UK National Health Service fined over HIV patient data leak

The £180,000 fine covers the breach of the Data Protection Act, but will do little to comfort the victims.
Written by Charlie Osborne, Contributing Writer

A London NHS trust has been fined £180,000 by the UK Information Commissioner's Office (ICO) after accidentally leaking the names of over 700 HIV sufferers.


The ICO, responsible for upholding the UK's Data Protection Act, said on Monday that 56 Dean Street, an NHS sexual clinic based in Soho, revealed this information through a newsletter service.

The clinic offers HIV results and appointments through email, and as part of the service, newsletters were occasionally sent out.
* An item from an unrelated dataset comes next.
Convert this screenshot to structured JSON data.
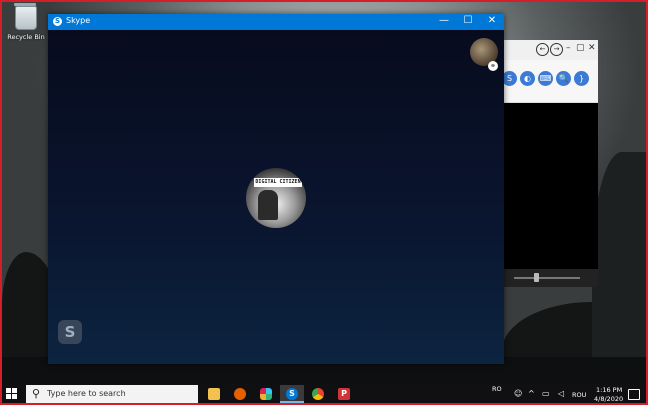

A costly error, however, revealed that the September 2015 edition of the newsletter allowed all recipients to see each others' email addresses.
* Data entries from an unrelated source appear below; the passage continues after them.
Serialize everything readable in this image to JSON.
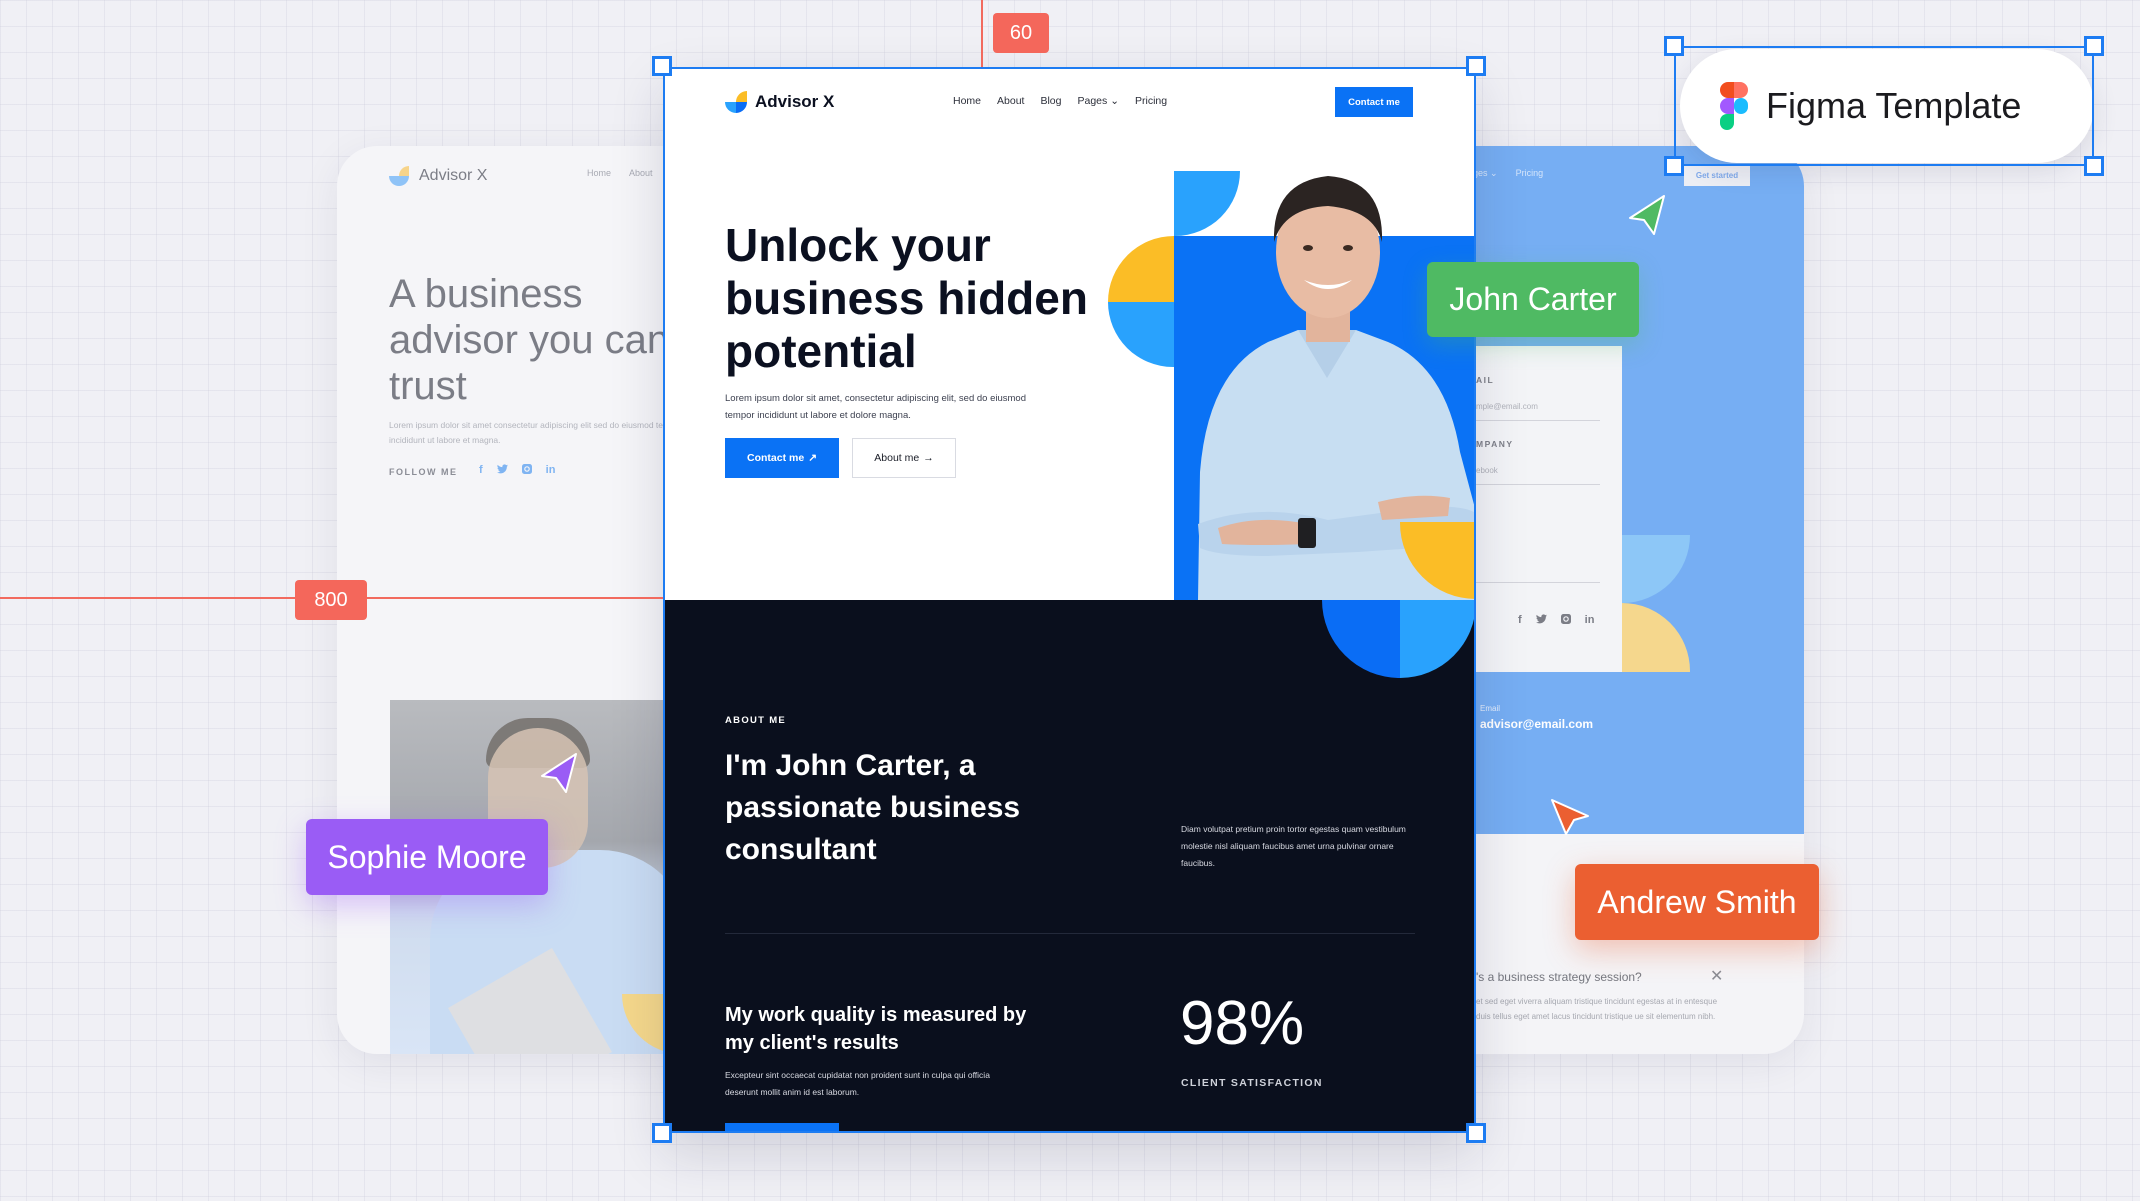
{
  "canvas": {
    "background_color": "#f0f0f5",
    "rulers": [
      {
        "axis": "vertical",
        "value": "60",
        "color": "#f4675b"
      },
      {
        "axis": "horizontal",
        "value": "800",
        "color": "#f4675b"
      }
    ],
    "selection_color": "#1d7cf2"
  },
  "figma_badge": {
    "label": "Figma Template",
    "icon": "figma-logo-icon"
  },
  "collaborators": [
    {
      "name": "John Carter",
      "color": "#4fba63",
      "cursor_icon": "cursor-arrow-icon"
    },
    {
      "name": "Sophie Moore",
      "color": "#9a5cf5",
      "cursor_icon": "cursor-arrow-icon"
    },
    {
      "name": "Andrew Smith",
      "color": "#eb5f31",
      "cursor_icon": "cursor-arrow-icon"
    }
  ],
  "left_card": {
    "logo_text": "Advisor X",
    "nav": [
      "Home",
      "About"
    ],
    "title": "A business advisor you can trust",
    "subtitle": "Lorem ipsum dolor sit amet consectetur adipiscing elit  sed do eiusmod tempor incididunt ut labore et magna.",
    "follow_label": "FOLLOW ME",
    "social": [
      {
        "icon": "facebook-icon",
        "glyph": "f"
      },
      {
        "icon": "twitter-icon",
        "glyph": "🐦"
      },
      {
        "icon": "instagram-icon",
        "glyph": "◙"
      },
      {
        "icon": "linkedin-icon",
        "glyph": "in"
      }
    ]
  },
  "main_card": {
    "logo_text": "Advisor X",
    "nav": [
      {
        "label": "Home"
      },
      {
        "label": "About"
      },
      {
        "label": "Blog"
      },
      {
        "label": "Pages",
        "has_dropdown": true
      },
      {
        "label": "Pricing"
      }
    ],
    "nav_cta": "Contact me",
    "hero": {
      "title": "Unlock your business hidden potential",
      "subtitle": "Lorem ipsum dolor sit amet, consectetur adipiscing elit, sed do eiusmod tempor incididunt ut labore et dolore magna.",
      "primary_button": "Contact me",
      "primary_icon": "↗",
      "secondary_button": "About me",
      "secondary_icon": "→"
    },
    "about": {
      "label": "ABOUT ME",
      "title": "I'm John Carter, a passionate business consultant",
      "description": "Diam volutpat pretium proin tortor egestas quam vestibulum molestie nisl aliquam faucibus amet urna pulvinar ornare faucibus."
    },
    "quality": {
      "title": "My work quality is measured by my client's results",
      "description": "Excepteur sint occaecat cupidatat non proident sunt in culpa qui officia deserunt mollit anim id est laborum.",
      "stat_value": "98%",
      "stat_label": "CLIENT SATISFACTION"
    },
    "colors": {
      "primary": "#0a72f5",
      "accent_light": "#29a2fd",
      "accent_yellow": "#fbbd26",
      "dark": "#0a0f1d"
    }
  },
  "right_card": {
    "nav": [
      {
        "label": "ages",
        "has_dropdown": true
      },
      {
        "label": "Pricing"
      }
    ],
    "cta": "Get started",
    "form": [
      {
        "label": "AIL",
        "placeholder": "mple@email.com"
      },
      {
        "label": "MPANY",
        "placeholder": "ebook"
      }
    ],
    "social": [
      {
        "icon": "facebook-icon",
        "glyph": "f"
      },
      {
        "icon": "twitter-icon",
        "glyph": "🐦"
      },
      {
        "icon": "instagram-icon",
        "glyph": "◙"
      },
      {
        "icon": "linkedin-icon",
        "glyph": "in"
      }
    ],
    "email_label": "Email",
    "email_value": "advisor@email.com",
    "faq": {
      "question": "'s a business strategy session?",
      "answer": "et sed eget viverra aliquam tristique tincidunt egestas at in entesque duis tellus eget amet lacus tincidunt tristique ue sit elementum nibh."
    }
  }
}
The message was sent through the 'to' rather than 'bcc' field. 'To' allows recipients to see everyone else while 'bcc' blinds users to each other.

In total, 730 out of the 781 registered email addresses revealed the full name of the patient -- and in addition, a number of those who were sent the newsletter did not have HIV.

Today, in a cybersecurity landscape where data breaches are a common occurrence, the accidental release of names -- especially in such a small number -- isn't such a big deal. However, when the data breach is in the health sector and relates to conditions such as HIV, the information leak can be devastating to sufferers who may wish to keep their condition private or have not told others about the diagnosis.

Chelsea and Westminster Hospital NHS Foundation Trust, which runs the clinic, must pay the price of the breach, which the ICO said likely caused "substantial distress" to the victims.

Information Commissioner Christopher Graham said:

"People's use of a specialist service at a sexual health clinic is clearly sensitive personal data. The law demands this type of information is handled with particular care following clear rules, and put simply, this did not happen.

The clinic served a small area of London, and we know that people recognised other names on the list, and feared their own name would be recognised too."

This is not the first time the trust has made such an error. In 2010, a member of staff also made the same mistake when sending an HIV treatment questionnaire to 17 patients.

"That our investigation found this wasn't the first mistake of this type by the Trust only adds to what was a serious breach of the law," said Graham.